Government to wait until next year to act on housing crisis, despite skyrocketing prices

There was a significant increase in the number of houses sold in November despite inventory dropping over 16 percent, but the Government is leaving any action on the housing crisis until the new year.

The Real Estate Institute of New Zealand (REINZ) released their data for last month on Friday, which showed house prices have hit new records.

The median national median house price is now $749,000 - an increase of 18.5 percent from the same time last year.

Jacob Jenkins and Jessie Wrigglesworth were able to secure their first home on Friday for $860,000.

"It's been really emotional - an emotional rollercoaster. The budget has definitely had to increase a little bit," she told Newshub.

The auction was the end of what's been a stressful struggle.

"[We] definitely [had] a few shocks of thinking we were going well over what we should've, thinking we were paying a good price - and then it goes for $300,000 over that... those were the really tough ones."

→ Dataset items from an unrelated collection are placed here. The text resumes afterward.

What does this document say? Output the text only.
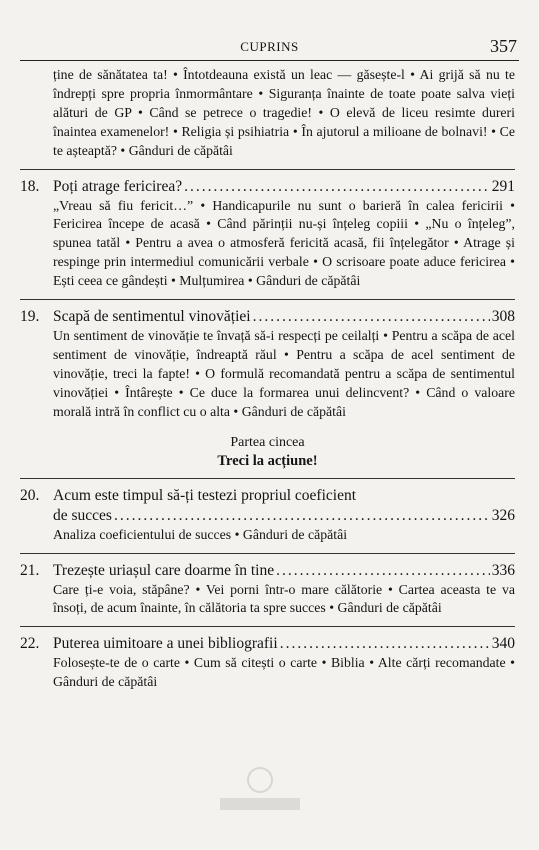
CUPRINS	357
ține de sănătatea ta! • Întotdeauna există un leac — găsește-l • Ai grijă să nu te îndrepți spre propria înmormântare • Siguranța înainte de toate poate salva vieți alături de GP • Când se petrece o tragedie! • O elevă de liceu resimte dureri înaintea examenelor! • Religia și psihiatria • În ajutorul a milioane de bolnavi! • Ce te așteaptă? • Gânduri de căpătâi
18. Poți atrage fericirea? .....	291
„Vreau să fiu fericit…” • Handicapurile nu sunt o barieră în calea fericirii • Fericirea începe de acasă • Când părinții nu-și înțeleg copiii • „Nu o înțeleg”, spunea tatăl • Pentru a avea o atmosferă fericită acasă, fii înțelegător • Atrage și respinge prin intermediul comunicării verbale • O scrisoare poate aduce fericirea • Ești ceea ce gândești • Mulțumirea • Gânduri de căpătâi
19. Scapă de sentimentul vinovăției .....	308
Un sentiment de vinovăție te învață să-i respecți pe ceilalți • Pentru a scăpa de acel sentiment de vinovăție, îndreaptă răul • Pentru a scăpa de acel sentiment de vinovăție, treci la fapte! • O formulă recomandată pentru a scăpa de sentimentul vinovăției • Întârește • Ce duce la formarea unui delincvent? • Când o valoare morală intră în conflict cu o alta • Gânduri de căpătâi
Partea cincea
Treci la acțiune!
20. Acum este timpul să-ți testezi propriul coeficient
de succes .....	326
Analiza coeficientului de succes • Gânduri de căpătâi
21. Trezește uriașul care doarme în tine .....	336
Care ți-e voia, stăpâne? • Vei porni într-o mare călătorie • Cartea aceasta te va însoți, de acum înainte, în călătoria ta spre succes • Gânduri de căpătâi
22. Puterea uimitoare a unei bibliografii .....	340
Folosește-te de o carte • Cum să citești o carte • Biblia • Alte cărți recomandate • Gânduri de căpătâi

The frenzied housing market prompted Finance Minister Grant Robertson to call on the Reserve Bank for help. 

In November he wrote to Reserve Bank Governor Adrian Orr proposing to add house prices to the central bank's remit.

"The Reserve Bank is only one player in this, but everybody needs to be involved if we are going to make sure there is an affordable housing market," Robertson said.

However Orr declined, telling Robertson the Government is better placed to solve the housing crisis and there's not much the bank can do without him.

Instead, he recommended a new housing agency to coordinate the Government response, and request the Government allows the Reserve Bank to impose debt to income limits - controlling the amount that can be borrowed - relative to income. 

Orr and Robertson were not available for an interview. However in a statement, Robertson thanked the Governor for his response and said he'll consider it along with the advice he's requested from Treasury. 

responding to the urgent crisis will have to wait; Robertson said the Government will make announcements next year.

So while Jenkins and Wrigglesworth can celebrate Christmas with a new home, other desperate first-home buyers just have to hold out hope they might get that big day - one day.